Even if they are on the young side of adolescents.
“He’s been talking about doing something like that for a while,” Hunter Hobson said. “I’m guessing that this first deer will end up on Facebook or YouTube or somewhere.”
But on his way to that first deer, he had to put that memory of that first shot out of his mind. Hunting with Jackson’s dad Robert Bennett on Thursday, he got some sage advice on how to (a) put the miss behind him and (b) not get as excited when the second deer was coming into range.
“He was completely disappointed that he had missed his first shot after hunting for two years,” his dad said. “But he just had to stay positive and hoped he would get another chance.”

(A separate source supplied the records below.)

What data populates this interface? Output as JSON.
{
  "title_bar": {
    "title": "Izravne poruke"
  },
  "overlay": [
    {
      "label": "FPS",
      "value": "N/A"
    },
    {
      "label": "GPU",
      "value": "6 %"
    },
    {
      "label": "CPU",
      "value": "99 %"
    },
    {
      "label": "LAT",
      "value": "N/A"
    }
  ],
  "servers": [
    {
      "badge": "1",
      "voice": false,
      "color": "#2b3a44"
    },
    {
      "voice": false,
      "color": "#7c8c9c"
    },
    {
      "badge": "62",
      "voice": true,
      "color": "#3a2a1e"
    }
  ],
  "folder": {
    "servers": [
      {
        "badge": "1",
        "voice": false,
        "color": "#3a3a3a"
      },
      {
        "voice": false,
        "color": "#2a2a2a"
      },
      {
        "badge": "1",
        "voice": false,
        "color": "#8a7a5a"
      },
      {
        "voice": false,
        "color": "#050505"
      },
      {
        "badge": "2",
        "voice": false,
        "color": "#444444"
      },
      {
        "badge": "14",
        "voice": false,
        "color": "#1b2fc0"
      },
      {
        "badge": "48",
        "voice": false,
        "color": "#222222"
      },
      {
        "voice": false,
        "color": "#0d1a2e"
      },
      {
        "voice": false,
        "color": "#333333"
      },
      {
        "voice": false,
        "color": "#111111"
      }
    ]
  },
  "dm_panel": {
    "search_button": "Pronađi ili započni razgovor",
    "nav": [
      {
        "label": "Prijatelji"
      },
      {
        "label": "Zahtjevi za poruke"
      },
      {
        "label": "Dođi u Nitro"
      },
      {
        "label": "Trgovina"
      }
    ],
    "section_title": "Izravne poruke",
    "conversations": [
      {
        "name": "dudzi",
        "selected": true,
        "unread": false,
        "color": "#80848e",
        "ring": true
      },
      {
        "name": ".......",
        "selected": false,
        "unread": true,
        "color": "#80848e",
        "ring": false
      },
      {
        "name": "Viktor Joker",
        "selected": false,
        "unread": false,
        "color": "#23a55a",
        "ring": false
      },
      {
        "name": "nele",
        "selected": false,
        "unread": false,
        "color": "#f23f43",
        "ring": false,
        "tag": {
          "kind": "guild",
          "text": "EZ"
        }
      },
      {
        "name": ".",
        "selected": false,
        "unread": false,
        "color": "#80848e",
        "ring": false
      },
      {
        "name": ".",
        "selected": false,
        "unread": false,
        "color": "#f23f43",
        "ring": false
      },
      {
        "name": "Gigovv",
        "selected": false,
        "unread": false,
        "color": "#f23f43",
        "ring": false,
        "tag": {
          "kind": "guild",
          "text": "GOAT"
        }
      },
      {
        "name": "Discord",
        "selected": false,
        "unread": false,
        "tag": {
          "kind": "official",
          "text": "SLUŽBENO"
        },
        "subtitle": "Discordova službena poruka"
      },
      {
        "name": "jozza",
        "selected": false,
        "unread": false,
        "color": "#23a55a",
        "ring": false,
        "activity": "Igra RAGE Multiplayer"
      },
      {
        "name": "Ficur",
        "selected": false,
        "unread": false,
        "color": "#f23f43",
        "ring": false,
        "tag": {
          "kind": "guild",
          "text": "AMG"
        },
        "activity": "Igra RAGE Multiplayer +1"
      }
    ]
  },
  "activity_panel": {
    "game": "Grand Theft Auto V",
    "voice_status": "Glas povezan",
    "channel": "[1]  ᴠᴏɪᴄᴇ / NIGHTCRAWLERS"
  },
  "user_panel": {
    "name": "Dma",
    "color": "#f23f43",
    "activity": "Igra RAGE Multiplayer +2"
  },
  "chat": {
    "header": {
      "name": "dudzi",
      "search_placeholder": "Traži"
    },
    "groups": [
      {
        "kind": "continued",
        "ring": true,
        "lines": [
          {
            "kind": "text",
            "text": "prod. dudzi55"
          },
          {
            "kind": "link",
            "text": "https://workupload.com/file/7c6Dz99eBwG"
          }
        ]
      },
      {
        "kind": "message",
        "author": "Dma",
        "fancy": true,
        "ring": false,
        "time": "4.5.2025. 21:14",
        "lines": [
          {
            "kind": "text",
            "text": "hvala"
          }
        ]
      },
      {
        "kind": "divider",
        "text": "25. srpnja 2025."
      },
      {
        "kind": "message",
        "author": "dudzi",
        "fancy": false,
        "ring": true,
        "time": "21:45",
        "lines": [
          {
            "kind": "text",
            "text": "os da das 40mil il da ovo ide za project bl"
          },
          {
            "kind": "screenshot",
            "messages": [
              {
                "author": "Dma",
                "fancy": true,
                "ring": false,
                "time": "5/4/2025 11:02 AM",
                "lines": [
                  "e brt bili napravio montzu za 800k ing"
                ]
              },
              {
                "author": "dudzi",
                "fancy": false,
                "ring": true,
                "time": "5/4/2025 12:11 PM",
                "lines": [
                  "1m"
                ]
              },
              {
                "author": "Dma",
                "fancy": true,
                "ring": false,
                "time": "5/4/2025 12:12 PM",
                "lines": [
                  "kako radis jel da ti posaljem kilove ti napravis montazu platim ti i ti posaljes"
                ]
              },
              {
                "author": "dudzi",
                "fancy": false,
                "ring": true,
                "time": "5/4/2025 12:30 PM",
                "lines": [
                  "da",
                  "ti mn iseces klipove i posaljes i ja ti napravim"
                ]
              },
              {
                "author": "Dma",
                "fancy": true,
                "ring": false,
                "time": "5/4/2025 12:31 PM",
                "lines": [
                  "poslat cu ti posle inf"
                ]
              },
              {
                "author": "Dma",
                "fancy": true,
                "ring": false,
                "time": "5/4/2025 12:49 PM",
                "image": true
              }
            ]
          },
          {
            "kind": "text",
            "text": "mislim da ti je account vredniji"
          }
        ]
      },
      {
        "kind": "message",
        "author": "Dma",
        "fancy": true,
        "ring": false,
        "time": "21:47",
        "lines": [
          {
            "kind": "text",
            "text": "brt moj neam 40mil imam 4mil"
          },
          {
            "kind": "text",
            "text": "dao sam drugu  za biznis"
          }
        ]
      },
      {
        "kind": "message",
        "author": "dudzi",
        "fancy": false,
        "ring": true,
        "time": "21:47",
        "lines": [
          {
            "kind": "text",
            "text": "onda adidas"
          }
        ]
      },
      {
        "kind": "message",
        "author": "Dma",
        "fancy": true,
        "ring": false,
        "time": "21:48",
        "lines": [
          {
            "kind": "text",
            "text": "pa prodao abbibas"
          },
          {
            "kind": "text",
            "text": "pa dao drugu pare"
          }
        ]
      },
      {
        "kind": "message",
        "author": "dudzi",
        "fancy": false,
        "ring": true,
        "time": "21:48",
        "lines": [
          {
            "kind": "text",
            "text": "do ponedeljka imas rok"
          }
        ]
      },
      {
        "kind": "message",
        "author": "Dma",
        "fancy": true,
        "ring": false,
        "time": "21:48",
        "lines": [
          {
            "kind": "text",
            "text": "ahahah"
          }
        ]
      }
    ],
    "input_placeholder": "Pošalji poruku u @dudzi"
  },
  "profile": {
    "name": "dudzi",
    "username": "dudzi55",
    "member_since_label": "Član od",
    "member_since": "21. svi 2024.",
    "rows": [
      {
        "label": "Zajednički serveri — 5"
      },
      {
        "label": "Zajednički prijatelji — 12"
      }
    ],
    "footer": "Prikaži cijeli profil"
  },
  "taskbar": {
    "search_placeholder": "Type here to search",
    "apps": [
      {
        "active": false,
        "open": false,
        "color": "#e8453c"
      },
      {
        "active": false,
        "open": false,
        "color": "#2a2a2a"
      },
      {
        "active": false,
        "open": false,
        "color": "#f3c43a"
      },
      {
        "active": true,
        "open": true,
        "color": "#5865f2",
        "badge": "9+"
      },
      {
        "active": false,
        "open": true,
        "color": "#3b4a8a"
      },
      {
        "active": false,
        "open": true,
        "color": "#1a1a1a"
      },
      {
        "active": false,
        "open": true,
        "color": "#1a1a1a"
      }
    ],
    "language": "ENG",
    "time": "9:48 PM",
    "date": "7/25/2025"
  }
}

The 65-acre piece of property he was hunting had plenty of deer sign, which was one reason to stay positive. And as it turned out there are also plenty of deer to go with the sign.
On Thursday he got the second chance at a doe that worked its way in to just over 60 yards.
“Robert kept telling him, ‘Imagine it’s a goat, imagine it’s a goat,’ and take deep breaths,” Charlie’s dad said. The deer he missed the day before made the getaway because during the excitement Charlie raised his head up.
“Yeah, Robert told him to take deep breaths and to keep looking through the scope.”
The deep breaths and looking through the scope worked. The result was a doe that field dressed 87 pounds and is likely coming to a computer screen near you in the not-too-distant future.
Private Lands Hunt: While deer season ends this afternoon in much of the state, hunters get five more days to hunt in Unit L beginning Monday.
The hunt, which runs through Friday, is open for private land only and is for antlerless deer only. That means land you own or lease or have permission to be on is legal, but public land and wildlife management areas are closed.
Unit L deer hunting counties include Bedford, Benton, Cannon, Carroll, Cheatham, Chester, Coffee, Davidson, Decatur, Dickson, Dyer, Fayette, Franklin, Gibson, Giles, Hardeman, Hardin, Haywood, Henderson, Henry, Hickman, Houston, Humphreys, Lake, Lauderdale, Lawrence, Lewis, Lincoln, Macon, Madison, Marshall, Maury, McNairy, Montgomery, Moore, Obion, Perry, Robertson, Rutherford, Shelby, Smith, Stewart, Sumner, Tipton, Trousdale, Wayne, Weakley, Williamson, and Wilson.
The second Young Sportsman Hunt will conclude all deer hunting in the state on Jan. 14-15.
Bob Hodge is a freelance contributor.